Partial commercialisation of the Ministry of Works and Development encouraged me to consider a change into the private consulting industry and join the geotechnical team at Tonkin + Taylor. My timing may not have been optimal as it was just before 1987 financial crash, but I was fortunate as I had specialist skills that were needed for several projects and I was able to apply my marketing experience to help secure some good baseline projects.
This experience strengthened my resolve to always retain and continue development of the specialist skill that I could offer and I always encourage others to do the same. This has created many opportunities to differentiate ourselves including a number of major projects in Southeast Asia where we have successfully competed with international consultancies.
I recall one project where we invested in transporting and demonstrating our newly developed pavement testing technology to the client. I managed to sort out an electronics issue with minutes to spare, complete the trial and was greeted on return to our office with the signed contract. There have been many similar experiences.
I have since had positions of responsibility in the company including periods as Geotechnical Group Manager and Managing Director of the Tonkin + Taylor Group, but ensured I retained an element of technical projects and have subsequently returned to the operations team.
I focus on a mix of Governance roles on Alliance projects and provide technical direction for both land development and foundations of multistorey structures, while also assisting in business development and externally undertaking dispute resolution roles. A particular recent highlight has been multiple roles throughout the life of the Western Ring Route (Waterview tunnel) project where I initially managed the T+T team working on the specimen design, provided expert witness to the Board of Inquiry, then was geotechnical design lead for the ipAA phase before serving as a Board member for the project construction phase then transitioning to the Maintenance Alliance Board. Currently I am on the Boards of the CRL (Central Rail Loop), Wynyard Edge (America’s Cup), Mt Messenger and Piritahi housing alliance projects. I feel privileged to be part of these enthusiastic teams who are keen to make a difference to our society, and where I can also provide advice and offer review.

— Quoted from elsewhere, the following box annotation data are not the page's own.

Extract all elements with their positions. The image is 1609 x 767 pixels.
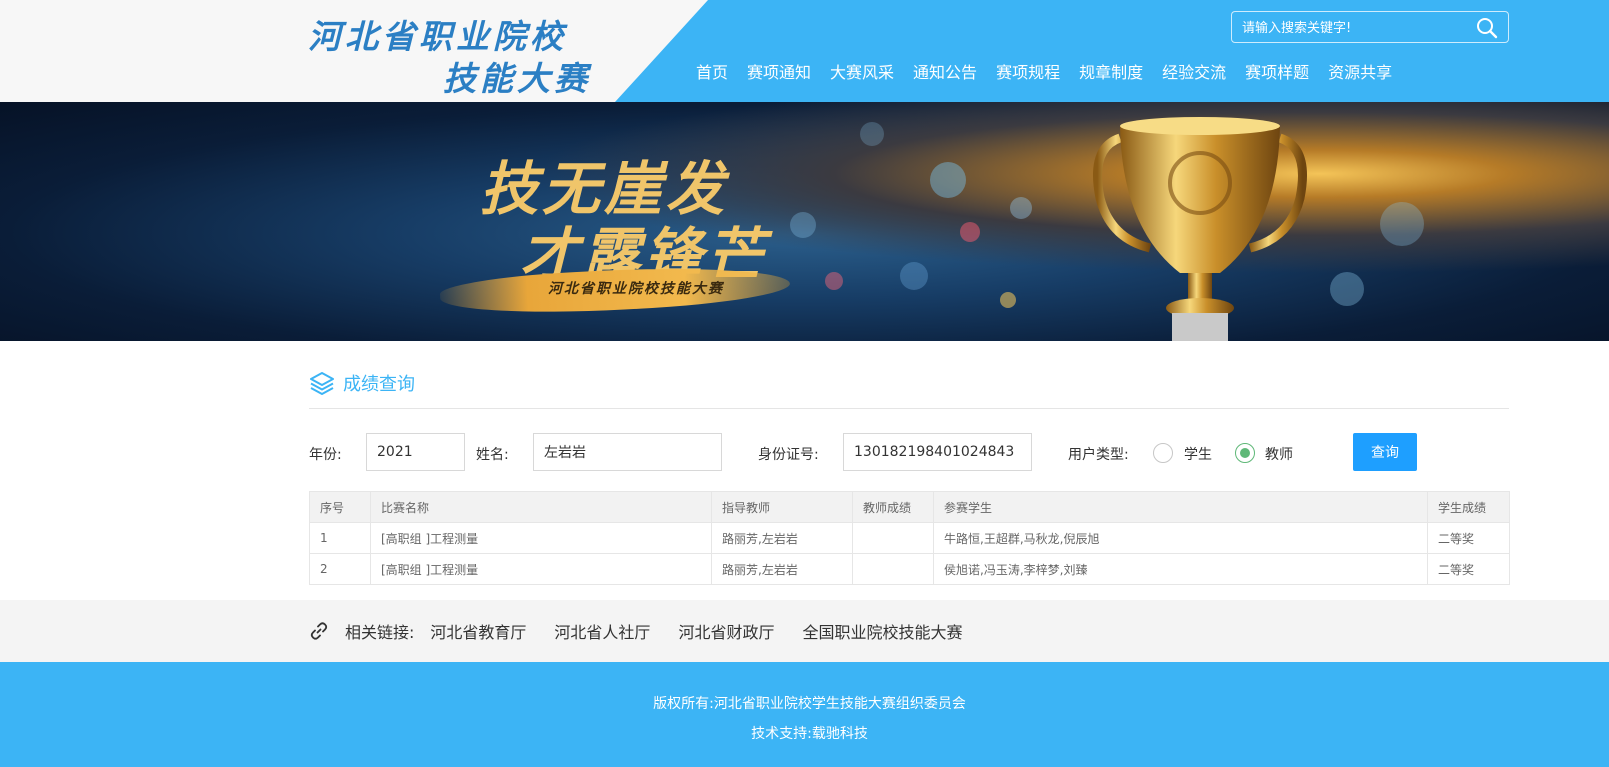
col-competition: 比赛名称 [370, 491, 712, 523]
user-type-label: 用户类型: [1068, 447, 1129, 463]
bokeh-light [860, 122, 884, 146]
cell-student-score: 二等奖 [1427, 522, 1510, 554]
cell-student-score: 二等奖 [1427, 553, 1510, 585]
col-instructor: 指导教师 [711, 491, 853, 523]
copyright-line: 版权所有:河北省职业院校学生技能大赛组织委员会 [0, 693, 1609, 713]
cell-index: 2 [309, 553, 371, 585]
results-table: 序号 比赛名称 指导教师 教师成绩 参赛学生 学生成绩 1 [高职组 ]工程测量… [309, 491, 1510, 585]
layers-icon [309, 371, 335, 399]
link-national-contest[interactable]: 全国职业院校技能大赛 [802, 619, 962, 643]
cell-students: 侯旭诺,冯玉涛,李梓梦,刘臻 [933, 553, 1428, 585]
copyright-value: 河北省职业院校学生技能大赛组织委员会 [713, 696, 966, 712]
cell-students: 牛路恒,王超群,马秋龙,倪辰旭 [933, 522, 1428, 554]
related-links-bar: 相关链接: 河北省教育厅 河北省人社厅 河北省财政厅 全国职业院校技能大赛 [0, 600, 1609, 662]
link-finance-dept[interactable]: 河北省财政厅 [678, 619, 774, 643]
link-icon [309, 621, 329, 641]
table-row: 2 [高职组 ]工程测量 路丽芳,左岩岩 侯旭诺,冯玉涛,李梓梦,刘臻 二等奖 [309, 553, 1510, 585]
radio-student-label[interactable]: 学生 [1184, 444, 1212, 464]
id-number-field[interactable] [843, 433, 1032, 471]
related-links: 相关链接: 河北省教育厅 河北省人社厅 河北省财政厅 全国职业院校技能大赛 [309, 600, 990, 662]
banner-subtitle: 河北省职业院校技能大赛 [548, 281, 724, 297]
nav-experience[interactable]: 经验交流 [1162, 60, 1226, 90]
copyright-label: 版权所有: [653, 696, 714, 712]
logo-line-1: 河北省职业院校 [308, 17, 567, 56]
main-nav: 首页 赛项通知 大赛风采 通知公告 赛项规程 规章制度 经验交流 赛项样题 资源… [696, 60, 1392, 90]
trophy-icon [1093, 117, 1307, 341]
cell-instructor: 路丽芳,左岩岩 [711, 522, 853, 554]
score-query-form: 年份: 姓名: 身份证号: 用户类型: 学生 教师 查询 [309, 433, 1509, 473]
col-students: 参赛学生 [933, 491, 1428, 523]
cell-teacher-score [852, 553, 934, 585]
search-icon[interactable] [1476, 17, 1498, 39]
bokeh-light [825, 272, 843, 290]
nav-resources[interactable]: 资源共享 [1328, 60, 1392, 90]
year-field[interactable] [366, 433, 465, 471]
radio-student[interactable] [1153, 443, 1173, 463]
id-number-label: 身份证号: [758, 447, 819, 463]
section-title: 成绩查询 [343, 374, 415, 395]
hero-banner: 技无崖发 才露锋芒 河北省职业院校技能大赛 [0, 102, 1609, 341]
section-header: 成绩查询 [309, 363, 1509, 409]
site-header: 河北省职业院校 技能大赛 首页 赛项通知 大赛风采 通知公告 赛项规程 规章制度… [0, 0, 1609, 102]
bokeh-light [1380, 202, 1424, 246]
cell-index: 1 [309, 522, 371, 554]
bokeh-light [790, 212, 816, 238]
search-box [1231, 11, 1509, 43]
table-row: 1 [高职组 ]工程测量 路丽芳,左岩岩 牛路恒,王超群,马秋龙,倪辰旭 二等奖 [309, 522, 1510, 554]
support-value: 载驰科技 [811, 726, 868, 742]
nav-event-rules[interactable]: 赛项规程 [996, 60, 1060, 90]
link-hr-dept[interactable]: 河北省人社厅 [554, 619, 650, 643]
nav-regulations[interactable]: 规章制度 [1079, 60, 1143, 90]
logo-line-2: 技能大赛 [443, 59, 591, 98]
col-teacher-score: 教师成绩 [852, 491, 934, 523]
radio-teacher[interactable] [1235, 443, 1255, 463]
nav-home[interactable]: 首页 [696, 60, 728, 90]
col-student-score: 学生成绩 [1427, 491, 1510, 523]
support-label: 技术支持: [751, 726, 812, 742]
bokeh-light [900, 262, 928, 290]
cell-teacher-score [852, 522, 934, 554]
nav-sample-questions[interactable]: 赛项样题 [1245, 60, 1309, 90]
name-field[interactable] [533, 433, 722, 471]
nav-gallery[interactable]: 大赛风采 [830, 60, 894, 90]
name-label: 姓名: [476, 447, 509, 463]
bokeh-light [960, 222, 980, 242]
site-logo[interactable]: 河北省职业院校 技能大赛 [306, 6, 596, 98]
radio-teacher-label[interactable]: 教师 [1265, 444, 1293, 464]
search-input[interactable] [1242, 17, 1467, 39]
related-links-label: 相关链接: [345, 623, 415, 642]
bokeh-light [1010, 197, 1032, 219]
cell-competition: [高职组 ]工程测量 [370, 553, 712, 585]
bokeh-light [1000, 292, 1016, 308]
year-label: 年份: [309, 447, 342, 463]
nav-announcements[interactable]: 通知公告 [913, 60, 977, 90]
site-footer: 版权所有:河北省职业院校学生技能大赛组织委员会 技术支持:载驰科技 [0, 662, 1609, 767]
cell-instructor: 路丽芳,左岩岩 [711, 553, 853, 585]
nav-event-notices[interactable]: 赛项通知 [747, 60, 811, 90]
link-education-dept[interactable]: 河北省教育厅 [430, 619, 526, 643]
col-index: 序号 [309, 491, 371, 523]
cell-competition: [高职组 ]工程测量 [370, 522, 712, 554]
query-button[interactable]: 查询 [1353, 433, 1417, 471]
bokeh-light [930, 162, 966, 198]
table-header-row: 序号 比赛名称 指导教师 教师成绩 参赛学生 学生成绩 [309, 491, 1510, 523]
support-line: 技术支持:载驰科技 [0, 723, 1609, 743]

The diverse range of projects I have worked on has required me to develop strong relationships with clients, developers, government agencies, architects, other design engineers and constructors. These relationships are dependent on trust, fairness and respect for what each can bring.
From my experience, the likelihood of successful outcomes is high when contracts are fair to all parties, do not seek to assign risk to parties that cannot reasonably manage them, and promote good relationships.
Geotechnical engineers are mostly involved during the early stages of projects. Our projects often present high risks, we have limited ability to test and have limited data. The materials which we operate with are variable and often perverse. Our clients are highly reliant us applying good judgement, supported by modelling and analysis. There will also be pressures to limit costs. We will not always get it right so when issues occur it is critically important that they are resolved quickly and risks to subsequent phases are also addressed. A first response to focus on blame and cost allocation is not constructive and inevitably leads to escalation, so wherever possible rapid response to mitigate and remediate is advised. This is where investment in good relations and trust pays dividends.
A few final reflections
Would I have chosen a different career: No
Would I have been wealthier if I had selected a different career: Probably
Would I have worked less hours: Yes
Do I think I have made a positive difference to my community: Yes
Do I believe you, the next generation of engineers will outperform us: Of course. 30 years ago some enlightened people took a deep breath and decided to give the current group of leaders a chance to demonstrate their potential; make sure you take your opportunities.